Eine schöne Ergänzung für die dbms_xplan.display%-Funktionen in Oracle 19 hat Nigel Bayliss im Oracle Optimizer Blog angesprochen: die Formatierungsoption hint_report. Diese liefert, was bisher nur über Trace Events wie 10053 zu erkennen war: eine Information dazu, welche explizit gesetzten Hints bei der Generierung eines Ausführungsplans tatsächlich berücksichtigt wurden.
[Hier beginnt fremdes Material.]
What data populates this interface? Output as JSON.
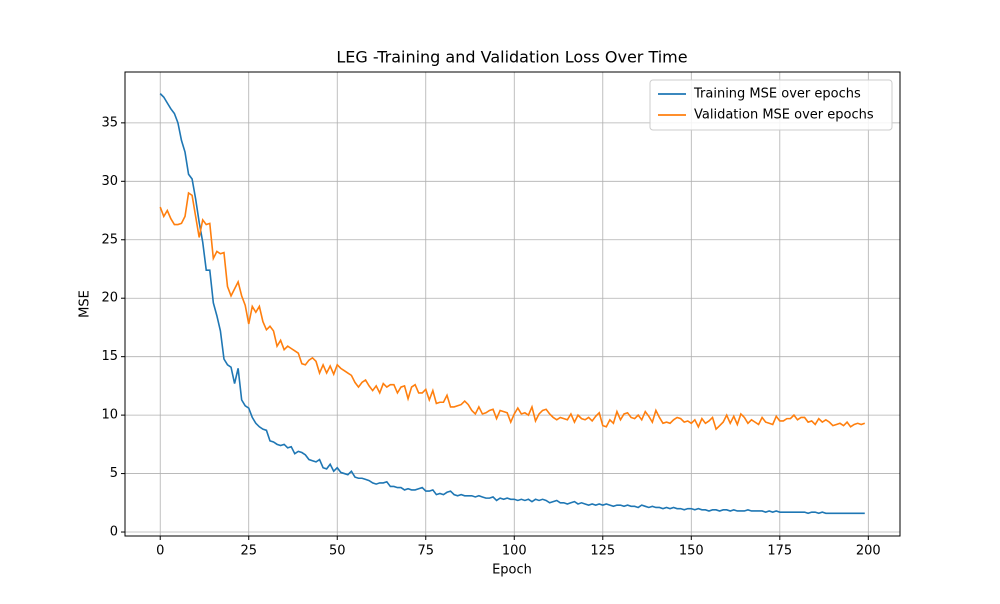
{
  "chart_data": {
    "type": "line",
    "title": "LEG -Training and Validation Loss Over Time",
    "xlabel": "Epoch",
    "ylabel": "MSE",
    "x": [
      0,
      1,
      2,
      3,
      4,
      5,
      6,
      7,
      8,
      9,
      10,
      11,
      12,
      13,
      14,
      15,
      16,
      17,
      18,
      19,
      20,
      21,
      22,
      23,
      24,
      25,
      26,
      27,
      28,
      29,
      30,
      31,
      32,
      33,
      34,
      35,
      36,
      37,
      38,
      39,
      40,
      41,
      42,
      43,
      44,
      45,
      46,
      47,
      48,
      49,
      50,
      51,
      52,
      53,
      54,
      55,
      56,
      57,
      58,
      59,
      60,
      61,
      62,
      63,
      64,
      65,
      66,
      67,
      68,
      69,
      70,
      71,
      72,
      73,
      74,
      75,
      76,
      77,
      78,
      79,
      80,
      81,
      82,
      83,
      84,
      85,
      86,
      87,
      88,
      89,
      90,
      91,
      92,
      93,
      94,
      95,
      96,
      97,
      98,
      99,
      100,
      101,
      102,
      103,
      104,
      105,
      106,
      107,
      108,
      109,
      110,
      111,
      112,
      113,
      114,
      115,
      116,
      117,
      118,
      119,
      120,
      121,
      122,
      123,
      124,
      125,
      126,
      127,
      128,
      129,
      130,
      131,
      132,
      133,
      134,
      135,
      136,
      137,
      138,
      139,
      140,
      141,
      142,
      143,
      144,
      145,
      146,
      147,
      148,
      149,
      150,
      151,
      152,
      153,
      154,
      155,
      156,
      157,
      158,
      159,
      160,
      161,
      162,
      163,
      164,
      165,
      166,
      167,
      168,
      169,
      170,
      171,
      172,
      173,
      174,
      175,
      176,
      177,
      178,
      179,
      180,
      181,
      182,
      183,
      184,
      185,
      186,
      187,
      188,
      189,
      190,
      191,
      192,
      193,
      194,
      195,
      196,
      197,
      198,
      199
    ],
    "series": [
      {
        "name": "Training MSE over epochs",
        "color": "#1f77b4",
        "values": [
          37.5,
          37.2,
          36.7,
          36.2,
          35.8,
          35.0,
          33.5,
          32.5,
          30.6,
          30.2,
          28.5,
          26.5,
          24.8,
          22.4,
          22.4,
          19.6,
          18.5,
          17.2,
          14.8,
          14.3,
          14.1,
          12.7,
          14.0,
          11.3,
          10.8,
          10.6,
          9.8,
          9.3,
          9.0,
          8.8,
          8.7,
          7.8,
          7.7,
          7.5,
          7.4,
          7.5,
          7.2,
          7.3,
          6.7,
          6.9,
          6.8,
          6.6,
          6.2,
          6.1,
          6.0,
          6.2,
          5.5,
          5.4,
          5.8,
          5.2,
          5.5,
          5.1,
          5.0,
          4.9,
          5.2,
          4.7,
          4.6,
          4.6,
          4.5,
          4.4,
          4.2,
          4.1,
          4.2,
          4.2,
          4.3,
          3.9,
          3.9,
          3.8,
          3.8,
          3.6,
          3.7,
          3.6,
          3.6,
          3.7,
          3.8,
          3.5,
          3.5,
          3.6,
          3.2,
          3.3,
          3.2,
          3.4,
          3.5,
          3.2,
          3.1,
          3.2,
          3.1,
          3.1,
          3.1,
          3.0,
          3.1,
          3.0,
          2.9,
          2.9,
          3.0,
          2.7,
          2.9,
          2.8,
          2.9,
          2.8,
          2.8,
          2.7,
          2.8,
          2.7,
          2.8,
          2.6,
          2.8,
          2.7,
          2.8,
          2.7,
          2.5,
          2.6,
          2.7,
          2.5,
          2.5,
          2.4,
          2.5,
          2.6,
          2.4,
          2.5,
          2.4,
          2.3,
          2.4,
          2.3,
          2.4,
          2.3,
          2.4,
          2.3,
          2.2,
          2.3,
          2.3,
          2.2,
          2.3,
          2.2,
          2.2,
          2.1,
          2.3,
          2.2,
          2.1,
          2.2,
          2.1,
          2.1,
          2.0,
          2.1,
          2.0,
          2.1,
          2.0,
          2.0,
          1.9,
          2.0,
          2.0,
          1.9,
          2.0,
          1.9,
          1.9,
          1.8,
          1.9,
          1.9,
          1.8,
          1.9,
          1.9,
          1.8,
          1.9,
          1.8,
          1.8,
          1.8,
          1.9,
          1.8,
          1.8,
          1.8,
          1.8,
          1.7,
          1.8,
          1.7,
          1.8,
          1.7,
          1.7,
          1.7,
          1.7,
          1.7,
          1.7,
          1.7,
          1.7,
          1.6,
          1.7,
          1.7,
          1.6,
          1.7,
          1.6,
          1.6,
          1.6,
          1.6,
          1.6,
          1.6,
          1.6,
          1.6,
          1.6,
          1.6,
          1.6,
          1.6
        ]
      },
      {
        "name": "Validation MSE over epochs",
        "color": "#ff7f0e",
        "values": [
          27.8,
          27.0,
          27.5,
          26.8,
          26.3,
          26.3,
          26.4,
          27.0,
          29.0,
          28.8,
          27.0,
          25.2,
          26.7,
          26.3,
          26.4,
          23.4,
          24.0,
          23.8,
          23.9,
          21.0,
          20.2,
          20.8,
          21.4,
          20.2,
          19.4,
          17.8,
          19.3,
          18.8,
          19.3,
          18.0,
          17.3,
          17.6,
          17.2,
          15.9,
          16.4,
          15.6,
          15.9,
          15.7,
          15.5,
          15.3,
          14.4,
          14.3,
          14.7,
          14.9,
          14.6,
          13.6,
          14.3,
          13.6,
          14.2,
          13.5,
          14.3,
          14.0,
          13.8,
          13.6,
          13.4,
          12.8,
          12.4,
          12.8,
          13.0,
          12.5,
          12.1,
          12.5,
          11.9,
          12.7,
          12.4,
          12.6,
          12.6,
          11.9,
          12.4,
          12.5,
          11.4,
          12.4,
          12.6,
          11.9,
          11.9,
          12.2,
          11.3,
          12.1,
          11.0,
          11.1,
          11.1,
          11.7,
          10.7,
          10.7,
          10.8,
          10.9,
          11.2,
          10.9,
          10.4,
          10.1,
          10.7,
          10.1,
          10.2,
          10.4,
          10.5,
          9.7,
          10.4,
          10.3,
          10.2,
          9.4,
          10.1,
          10.6,
          10.1,
          10.2,
          10.0,
          10.7,
          9.5,
          10.1,
          10.4,
          10.5,
          10.1,
          9.8,
          9.6,
          9.8,
          9.7,
          9.6,
          10.1,
          9.4,
          10.0,
          9.7,
          9.6,
          9.8,
          9.5,
          9.9,
          10.2,
          9.1,
          9.0,
          9.6,
          9.3,
          10.3,
          9.6,
          10.1,
          10.2,
          9.8,
          9.7,
          10.0,
          9.6,
          10.3,
          9.9,
          9.4,
          10.4,
          9.8,
          9.3,
          9.4,
          9.3,
          9.6,
          9.8,
          9.7,
          9.4,
          9.5,
          9.3,
          9.6,
          9.0,
          9.7,
          9.3,
          9.5,
          9.8,
          8.8,
          9.1,
          9.4,
          10.0,
          9.3,
          9.9,
          9.2,
          10.1,
          9.8,
          9.3,
          9.6,
          9.4,
          9.2,
          9.8,
          9.4,
          9.3,
          9.2,
          9.9,
          9.5,
          9.5,
          9.7,
          9.7,
          10.0,
          9.6,
          9.8,
          9.8,
          9.4,
          9.5,
          9.2,
          9.7,
          9.4,
          9.6,
          9.4,
          9.1,
          9.2,
          9.3,
          9.1,
          9.4,
          9.0,
          9.2,
          9.3,
          9.2,
          9.3
        ]
      }
    ],
    "xlim": [
      -9.95,
      208.95
    ],
    "xticks": [
      0,
      25,
      50,
      75,
      100,
      125,
      150,
      175,
      200
    ],
    "ylim": [
      -0.34,
      39.35
    ],
    "yticks": [
      0,
      5,
      10,
      15,
      20,
      25,
      30,
      35
    ],
    "grid": true,
    "legend": "upper right"
  }
}
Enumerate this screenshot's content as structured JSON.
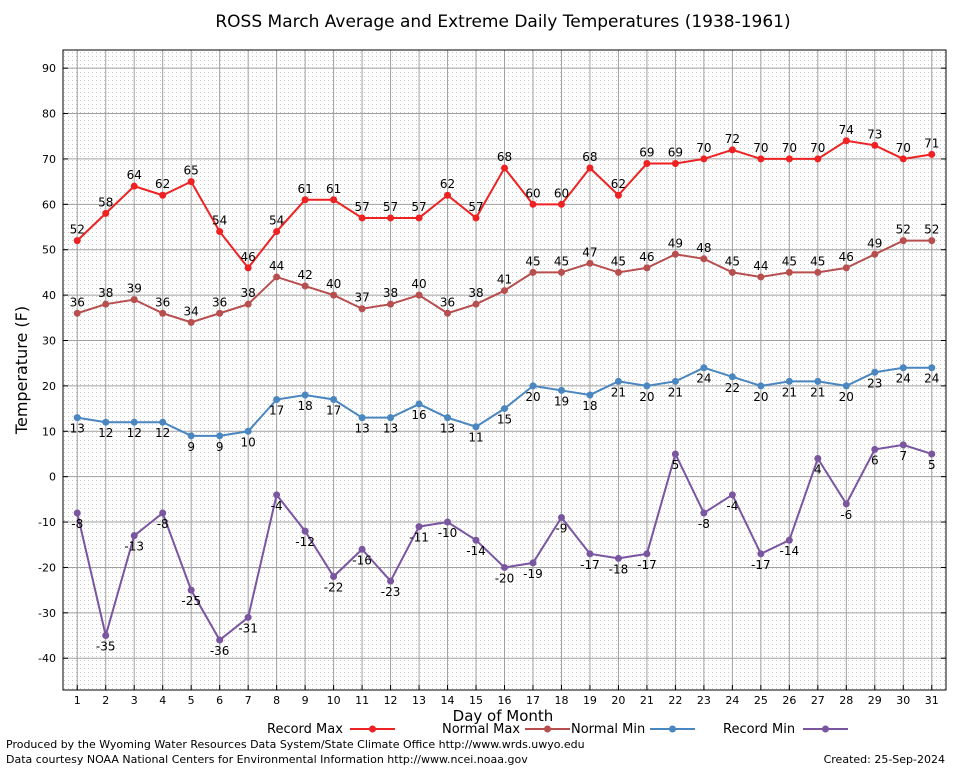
{
  "chart_data": {
    "type": "line",
    "title": "ROSS March Average and Extreme Daily Temperatures (1938-1961)",
    "xlabel": "Day of Month",
    "ylabel": "Temperature (F)",
    "xlim": [
      0.5,
      31.5
    ],
    "ylim": [
      -47,
      94
    ],
    "y_ticks": [
      -40,
      -30,
      -20,
      -10,
      0,
      10,
      20,
      30,
      40,
      50,
      60,
      70,
      80,
      90
    ],
    "x": [
      1,
      2,
      3,
      4,
      5,
      6,
      7,
      8,
      9,
      10,
      11,
      12,
      13,
      14,
      15,
      16,
      17,
      18,
      19,
      20,
      21,
      22,
      23,
      24,
      25,
      26,
      27,
      28,
      29,
      30,
      31
    ],
    "grid": true,
    "legend_position": "bottom",
    "series": [
      {
        "name": "Record Max",
        "color": "#ee2222",
        "label_pos": "above",
        "values": [
          52,
          58,
          64,
          62,
          65,
          54,
          46,
          54,
          61,
          61,
          57,
          57,
          57,
          62,
          57,
          68,
          60,
          60,
          68,
          62,
          69,
          69,
          70,
          72,
          70,
          70,
          70,
          74,
          73,
          70,
          71
        ]
      },
      {
        "name": "Normal Max",
        "color": "#b84f4f",
        "label_pos": "above",
        "values": [
          36,
          38,
          39,
          36,
          34,
          36,
          38,
          44,
          42,
          40,
          37,
          38,
          40,
          36,
          38,
          41,
          45,
          45,
          47,
          45,
          46,
          49,
          48,
          45,
          44,
          45,
          45,
          46,
          49,
          52,
          52
        ]
      },
      {
        "name": "Normal Min",
        "color": "#4a86bf",
        "label_pos": "below",
        "values": [
          13,
          12,
          12,
          12,
          9,
          9,
          10,
          17,
          18,
          17,
          13,
          13,
          16,
          13,
          11,
          15,
          20,
          19,
          18,
          21,
          20,
          21,
          24,
          22,
          20,
          21,
          21,
          20,
          23,
          24,
          24
        ]
      },
      {
        "name": "Record Min",
        "color": "#7a55a0",
        "label_pos": "below",
        "values": [
          -8,
          -35,
          -13,
          -8,
          -25,
          -36,
          -31,
          -4,
          -12,
          -22,
          -16,
          -23,
          -11,
          -10,
          -14,
          -20,
          -19,
          -9,
          -17,
          -18,
          -17,
          5,
          -8,
          -4,
          -17,
          -14,
          4,
          -6,
          6,
          7,
          5
        ]
      }
    ]
  },
  "footer": {
    "produced_by": "Produced by the Wyoming Water Resources Data System/State Climate Office http://www.wrds.uwyo.edu",
    "courtesy": "Data courtesy NOAA National Centers for Environmental Information http://www.ncei.noaa.gov",
    "created": "Created:  25-Sep-2024"
  }
}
Die Option liefert einen Abschnitt "Hint Report" unter dem Ausführungsplan (und unterhalb der "Predicate Information") und in diesem Report erscheinen vor den Hints auf einzelne Buchstaben abgekürzte Kategorisierungen:
  • E: error - zeigt an, dass der Hint syntaktisch nicht korrekt ist und deshalb ignoriert wurde.
  • U: unusued  - zeigt an, dass der Hint zwar syntaktisch korrekt ist, vom Optimizer aber nicht verwendet wurde.
Dass dieses Hilfsmittel zwar nützlich ist, aber nicht alle Fragen beantwortet, zeigt Jonathan Lewis in einem ergänzenden Artikel: in seinem Beispiel erscheint ein Hint mit dem U-Kennzeichen, aber ein anderer Hint "ordered" ist nicht mit U gekennzeichnet, obwohl der resultierende Plan deutlich zeigt, dass die Zugriffsreihenfolge nicht der Reihenfolge der Tabellen in der From-Klausel entspricht. Schuld daran ist eine Query Transformation, die die Reihenfolge in der From-Klausel vor der Planerstellung umstellte. Das Fazit des Herrn Lewis lautet: auch mit dem hint_report wird es Fälle geben, in denen man das 10053er Trace befragen muss. Und: auf den "ordered" Hint sollte man zu Gunsten seines seit 18 Jahren verfügbaren Nachfolgers "leading" verzichten.

Mittwoch, Januar 16, 2019

Dokumentation für Statspack

Oracle ist ziemlich gut bei der Entwicklung von relationalen Datanbankmanagementsystemen. Weniger gut ist die Firma beim Dokumentieren der eigenen Software - und bei der geeigneten Präsentation dieser Dokumentation im Internet. Ein Stück Dokumentation, das ich auch schon gelegentlich gesucht und nicht gefunden habe, liefert Pierre Forstmann in seinem Blog: die Dokumentation für Statspack. Dass man eine komplexe Dokumentation auch über viele Releases in angemessener Form im Netz präsentieren kann, beweist übrigens Postgres.

Freitag, Januar 11, 2019

Erweiterte pg_stat_statements_reset Funktion in Postgres 12

Auf eine interessante Ergänzung der Funktion pg_stat_statements_reset in Postgres 12 weist Daniel Westermann hin: war es bisher nur möglich, die pg_stat_statements Datenbasis komplett zu löschen, erhält die Funktion in der kommenden Version zusätzliche Parameter, die eine Löschung auf den Ebenen userid, dbid und queryid erlauben. Dadurch wird dann eine bessere Kontrolle der Statistiken zu den im System ablaufenden Queries möglich. Da die pg_stat_statements für mich das zentrale Werkzeug der Performance-Analyse in Postgres darstellt, sind solche Ergänzungen ausgesprochen willkommen.